Leveraging calcium-NOM complexation phenomenon as RO fouling mitigation strategy during treatment of lake water

Abstract

Organic fouling during reverse osmosis (RO) is exacerbated by the presence of calcium up to a limit where extremely high calcium concentration results in lesser fouling due to formation of large organic-calcium aggregates with lower cake resistance. Therefore, this work leveraged on this phenomenon and used calcium chloride as coagulant (at varying concentration) to reduce membrane fouling while enhancing NOM removal. Membrane cleaning efficiency through calcium-EDTA chelation which disintegrates the fouling layers was explored.
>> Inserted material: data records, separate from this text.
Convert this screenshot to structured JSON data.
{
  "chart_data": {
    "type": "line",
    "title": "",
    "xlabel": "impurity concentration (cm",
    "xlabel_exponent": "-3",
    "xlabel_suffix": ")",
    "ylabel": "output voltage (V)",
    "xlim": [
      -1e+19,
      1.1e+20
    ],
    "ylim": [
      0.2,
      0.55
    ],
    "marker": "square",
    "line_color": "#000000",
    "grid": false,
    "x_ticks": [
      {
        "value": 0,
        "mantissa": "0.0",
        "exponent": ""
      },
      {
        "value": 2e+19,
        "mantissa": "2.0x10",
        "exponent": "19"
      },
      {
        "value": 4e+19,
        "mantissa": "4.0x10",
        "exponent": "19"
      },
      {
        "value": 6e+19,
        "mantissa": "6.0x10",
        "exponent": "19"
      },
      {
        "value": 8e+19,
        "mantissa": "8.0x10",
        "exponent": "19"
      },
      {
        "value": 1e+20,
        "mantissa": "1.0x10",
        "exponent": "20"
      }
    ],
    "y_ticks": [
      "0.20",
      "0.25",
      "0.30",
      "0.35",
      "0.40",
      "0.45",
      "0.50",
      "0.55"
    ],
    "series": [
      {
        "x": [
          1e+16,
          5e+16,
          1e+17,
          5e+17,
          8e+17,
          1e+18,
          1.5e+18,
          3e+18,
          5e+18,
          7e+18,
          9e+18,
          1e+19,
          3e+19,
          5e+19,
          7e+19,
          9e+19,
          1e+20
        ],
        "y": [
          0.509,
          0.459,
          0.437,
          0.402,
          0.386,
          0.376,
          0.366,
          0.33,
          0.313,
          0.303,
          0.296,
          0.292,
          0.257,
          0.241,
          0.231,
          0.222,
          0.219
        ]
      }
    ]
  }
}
RO fouling was performed with sodium alginate solutions and lake water. The fouled membranes were soaked in 0.1 mM EDTA (1 h) and backwashed with water to remove the fouling layer. Alginate fouling was worsened (45–85%) by increase in calcium concentration up to 5 mM but lessened at ˃ 5 mM calcium concentration (35–15%). Similar observations were made when filtering lake water, except that lesser fouling was observed at calcium concentrations greater than 15 mM. Membrane soaking in EDTA enhanced cleaning efficiency leading to over 90% flux recovery for both alginate and late water. However, prolonged membrane exposure to 10 mM calcium resulted in slight decline in membrane salt rejection (<2% change) and tensile stress (1.3–1.1 N/mm2), while the membrane flux increased (<3% change). Finally, NOM removal improved with calcium addition (up to 90%) – key in reducing potential formation of disinfection by-products due to addition of disinfection agents. The proposed use of calcium as a common coagulant/chelating agent for fouling mitigation/remediation during advanced membrane filtration has a potential for wider application and commercialization.